Over half of survey respondents plan to increase investments in 5 years

By ZHONG NAN | China Daily | Updated: 2024-01-25 09:34

Cars are seen in production at a BMW Brilliant factory in Shenyang, Liaoning province.[Photo/Xinhua]

About 78 percent of German companies expect growth to be consistent in China in the next five years, while 54 percent plan to increase investments in the country, a survey published by the German Chamber of Commerce in China showed on Wednesday.

According to the Business Confidence Survey for 2023 and 2024, 79 percent of German companies said it is necessary to remain competitive in China.

The survey was conducted between Sept 5 and Oct 6 last year. A total of 566 member companies of the chamber responded to the survey.

About 42 percent of German companies expect positive industry development in 2024, compared to only 21 percent in 2023, as per the survey.

Ulf Reinhardt, chairperson of the board of the German Chamber of Commerce in China (South and Southwest China), said about 5 percent of the survey respondents currently regard Chinese companies as innovation leaders in their industry, but 46 percent foresee them becoming leaders within the next five years.

German business leaders said China's significance to the German economy remains unique.

As Germany's most important trading partner for seven consecutive years, the Sino-German economic relationship sustains millions of jobs in both countries, said Jens Hildebrandt, executive director of the German Chamber of Commerce in China (North China).

The enormous size of the Chinese consumer market, advanced supply chain infrastructure, and status as an increasingly strong innovator make China one of the most important markets for many German companies, Hildebrandt said.

The German Chamber of Commerce in China has more than 2,100 members, including Siemens AG, Mercedes-Benz Group, Covestro AG and Bayer Group.

Upbeat about the Chinese market, logistics conveying equipment manufacturer Beumer Group became the 500th German company to settle in Taicang, in East China's Jiangsu province, early this month.

The company plans to invest a total of 100 million euros ($108.74 million), with an annual output value of up to 1.4 billion yuan ($195.5 million) in Taicang, according to information released by the local government.

Since the arrival of the first German company in 1993, Taicang has attracted 500 German enterprises.

The first 100 German enterprises came to Taicang in a span of 14 years, but it only took two years for the last 100 German businesses to settle in the city.

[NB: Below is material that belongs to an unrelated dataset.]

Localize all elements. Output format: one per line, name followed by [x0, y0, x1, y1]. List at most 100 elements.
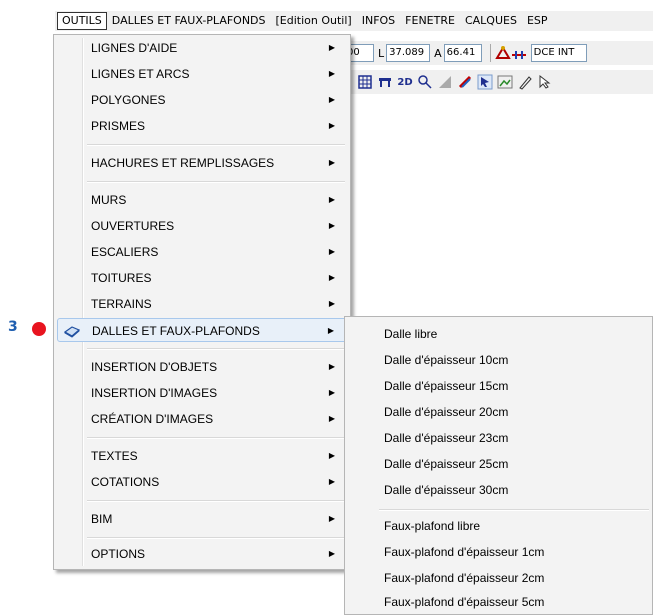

To become a manufacturing powerhouse, China needs to not only increase efforts aimed at independent research and development but also collaborate with countries like Germany to identify gaps and learn from each other's strengths, said Bai Ming, a researcher at the Chinese Academy of International Trade and Economic Cooperation in Beijing.

Both China and Germany have achieved significant success in cooperation in high-end manufacturing industries, not only in areas like household appliances, construction machinery and communication equipment, but also in fast-growing sectors such as chemicals, new energy and autonomous driving systems, he said.

Eager to enhance the country's strength in attracting foreign capital, China will roll out a package of measures this year to boost efforts in soliciting foreign investment. The government will work to solve existing problems that foreign businesses face in investing in its market, said Zheng Chiping, head of the National Development and Reform Commission's Department of Foreign Capital and Overseas Investment.

China has shifted its utilization of foreign investment from being solely focused on scale and speed to a more quality-driven approach.

The high-tech manufacturing sector has experienced rapid growth in attracting foreign investment, in line with industrial restructuring.

This reflects a continuous upgrade in China's utilization of foreign investment structures, said Sang Baichuan, dean of the University of International Business and Economics' Institute of International Economy in Beijing.

That sentiment is in line with the latest data.

China's high-tech industries attracted 423.34 billion yuan of foreign direct investment in 2023, accounting for 37.3 percent of the country's total utilized FDI, data from the Ministry of Commerce showed.